So I've got a large amount of XML files. For years they've caused trouble because the people that write them do them by hand, so errors naturally occurred. It's high time we get around to validating them and providing feedback on what's wrong when trying to use these XML files.
I'm using the SAX parser and getting a list of errors.
Below is my code
BookValidationErrorHandler errorHandler = new BookValidationErrorHandler();
SAXParserFactory factory = SAXParserFactory.newInstance();
factory.setValidating(true);
factory.setNamespaceAware(true);
SchemaFactory schemaFactory =
SchemaFactory.newInstance("http://www.w3.org/2001/XMLSchema");
factory.setSchema(schemaFactory.newSchema(
new Source[] {new StreamSource("test.xsd")}));
javax.xml.parsers.SAXParser parser = factory.newSAXParser();
org.xml.sax.XMLReader reader = parser.getXMLReader();
reader.setErrorHandler(errorHandler);
reader.parse(new InputSource("bad.xml"));
The first couple errors are always:
Line Number: 2: Document is invalid: no grammar found.

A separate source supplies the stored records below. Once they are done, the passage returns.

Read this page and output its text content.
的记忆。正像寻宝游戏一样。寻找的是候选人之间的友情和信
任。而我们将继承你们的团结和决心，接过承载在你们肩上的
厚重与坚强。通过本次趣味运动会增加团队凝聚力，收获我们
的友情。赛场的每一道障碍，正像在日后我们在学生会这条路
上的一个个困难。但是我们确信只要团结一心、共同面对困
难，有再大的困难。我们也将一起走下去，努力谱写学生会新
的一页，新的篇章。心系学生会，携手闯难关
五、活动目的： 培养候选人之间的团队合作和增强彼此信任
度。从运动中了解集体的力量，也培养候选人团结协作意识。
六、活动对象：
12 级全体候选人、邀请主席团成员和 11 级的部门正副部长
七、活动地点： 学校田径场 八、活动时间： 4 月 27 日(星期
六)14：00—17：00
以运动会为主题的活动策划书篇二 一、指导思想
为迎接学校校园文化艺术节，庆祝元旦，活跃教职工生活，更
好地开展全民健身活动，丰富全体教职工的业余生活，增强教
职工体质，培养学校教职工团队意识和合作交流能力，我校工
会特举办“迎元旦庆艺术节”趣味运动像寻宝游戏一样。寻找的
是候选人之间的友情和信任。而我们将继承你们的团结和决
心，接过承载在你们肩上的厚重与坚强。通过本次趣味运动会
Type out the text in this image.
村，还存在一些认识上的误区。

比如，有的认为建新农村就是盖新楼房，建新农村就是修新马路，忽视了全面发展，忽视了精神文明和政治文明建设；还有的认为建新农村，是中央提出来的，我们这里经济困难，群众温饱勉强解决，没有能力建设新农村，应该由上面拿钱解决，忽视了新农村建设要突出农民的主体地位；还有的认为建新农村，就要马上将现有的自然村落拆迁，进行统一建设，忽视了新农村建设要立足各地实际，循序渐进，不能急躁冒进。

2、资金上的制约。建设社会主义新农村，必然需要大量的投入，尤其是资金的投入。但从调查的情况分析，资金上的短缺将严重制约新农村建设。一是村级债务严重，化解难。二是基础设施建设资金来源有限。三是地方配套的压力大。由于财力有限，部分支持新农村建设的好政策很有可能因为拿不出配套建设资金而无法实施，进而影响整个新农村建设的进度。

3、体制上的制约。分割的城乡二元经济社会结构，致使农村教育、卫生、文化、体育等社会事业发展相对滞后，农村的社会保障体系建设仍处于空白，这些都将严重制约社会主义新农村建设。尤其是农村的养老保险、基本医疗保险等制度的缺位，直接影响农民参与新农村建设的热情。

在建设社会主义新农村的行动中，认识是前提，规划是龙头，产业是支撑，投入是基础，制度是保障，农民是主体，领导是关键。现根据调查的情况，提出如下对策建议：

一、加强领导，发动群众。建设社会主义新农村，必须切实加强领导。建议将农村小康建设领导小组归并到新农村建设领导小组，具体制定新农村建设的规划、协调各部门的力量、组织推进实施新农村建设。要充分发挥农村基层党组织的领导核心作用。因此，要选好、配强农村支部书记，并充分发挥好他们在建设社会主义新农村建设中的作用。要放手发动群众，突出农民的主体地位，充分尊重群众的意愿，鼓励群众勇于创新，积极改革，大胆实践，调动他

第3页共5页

Line Number: 2: Document root element "credits", must match DOCTYPE root "null".
We can't possibly go and edit these thousands of XML files that needed to be checked.
Is there anything I can easily add to the front of the source to prevent this? Is there a way to tell the parser to ignore these DTD related errors? Not even sure what the grammar one means. I sort of understand what the second one means.